R.N. to B.S.N. programs can differ in their timelines, typically ranging from one to two years for completion. Upon finishing the program, nurses can expect to be eligible for a variety of management-level positions, such as head or assistant head nurse. There is also potential opportunity for director or assistant director positions, as well as additional options in fields such as research, consulting, or teaching.
The next level: R.N. to M.S.N.
The Master of Science in Nursing (M.S.N.) gives further expands upon the possibilities that a B.S.N. offers. This degree builds on the experience of registered nurses and includes a strong curriculum in community health, leadership, and management.

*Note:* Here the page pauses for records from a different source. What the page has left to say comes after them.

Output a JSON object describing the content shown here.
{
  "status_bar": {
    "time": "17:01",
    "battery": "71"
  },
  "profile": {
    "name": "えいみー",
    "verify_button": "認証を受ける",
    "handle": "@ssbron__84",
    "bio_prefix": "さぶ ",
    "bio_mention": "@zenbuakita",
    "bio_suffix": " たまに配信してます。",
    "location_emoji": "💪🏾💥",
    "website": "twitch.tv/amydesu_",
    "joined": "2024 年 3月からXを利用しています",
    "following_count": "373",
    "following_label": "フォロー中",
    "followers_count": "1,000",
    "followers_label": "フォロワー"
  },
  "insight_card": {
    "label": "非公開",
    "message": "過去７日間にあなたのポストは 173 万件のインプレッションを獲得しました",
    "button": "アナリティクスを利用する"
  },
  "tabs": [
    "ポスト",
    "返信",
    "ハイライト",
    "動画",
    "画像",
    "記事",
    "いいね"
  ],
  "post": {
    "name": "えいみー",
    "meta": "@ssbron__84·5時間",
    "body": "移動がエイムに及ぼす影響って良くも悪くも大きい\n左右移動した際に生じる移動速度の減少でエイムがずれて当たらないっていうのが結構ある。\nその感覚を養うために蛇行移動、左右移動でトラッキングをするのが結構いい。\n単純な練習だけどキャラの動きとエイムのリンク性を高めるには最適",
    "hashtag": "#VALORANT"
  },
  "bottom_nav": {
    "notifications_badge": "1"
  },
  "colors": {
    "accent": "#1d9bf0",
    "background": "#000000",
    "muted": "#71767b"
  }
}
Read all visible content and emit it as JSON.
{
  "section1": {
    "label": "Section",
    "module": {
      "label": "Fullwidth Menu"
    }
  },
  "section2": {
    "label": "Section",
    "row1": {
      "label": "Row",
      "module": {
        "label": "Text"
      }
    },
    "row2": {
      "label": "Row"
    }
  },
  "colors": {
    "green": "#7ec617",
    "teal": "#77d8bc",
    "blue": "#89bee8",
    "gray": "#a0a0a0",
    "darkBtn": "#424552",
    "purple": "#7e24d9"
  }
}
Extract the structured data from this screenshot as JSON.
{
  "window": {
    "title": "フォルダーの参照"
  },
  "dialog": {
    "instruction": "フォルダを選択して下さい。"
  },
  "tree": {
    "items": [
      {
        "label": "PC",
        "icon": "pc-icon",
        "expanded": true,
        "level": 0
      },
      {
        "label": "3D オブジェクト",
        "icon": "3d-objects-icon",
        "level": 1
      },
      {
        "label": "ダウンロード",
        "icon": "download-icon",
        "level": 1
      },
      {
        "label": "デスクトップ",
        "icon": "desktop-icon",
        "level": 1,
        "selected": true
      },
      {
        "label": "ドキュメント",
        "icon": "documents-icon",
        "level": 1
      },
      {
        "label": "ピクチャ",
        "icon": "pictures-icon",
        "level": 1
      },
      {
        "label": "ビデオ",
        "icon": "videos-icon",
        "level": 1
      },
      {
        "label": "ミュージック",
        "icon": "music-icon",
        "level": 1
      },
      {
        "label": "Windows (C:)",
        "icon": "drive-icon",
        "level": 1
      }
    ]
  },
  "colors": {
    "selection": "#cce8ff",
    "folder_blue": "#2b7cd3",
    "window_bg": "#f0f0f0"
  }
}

While it often takes two or three years to complete an R.N. to M.S.N. program, timelines can also vary. Career paths differ as well but are widely varied. At this level of education, nurses can become a nurse practitioner, clinical nurse specialist, nurse-midwife, nurse anesthetist, and many other nursing-related positions that require a master’s degree. An M.S.N. degree can also open doors into specialty practice options such as informatics, anesthesiology, midwifery, or administration.
Making the choice
Another factor to consider is the difference between a traditional classroom setting and the convenience of an online program. Some programs even offer a blended mixture of classroom and online options.
While assessing your individual strengths and occupational aspirations, keep in mind that there are multiple paths to meeting your educational goals. The better informed nurses and students are about critical details—including types of programs, admission requirements, and the time involved—the better prepared they will be to make the best decision for their future.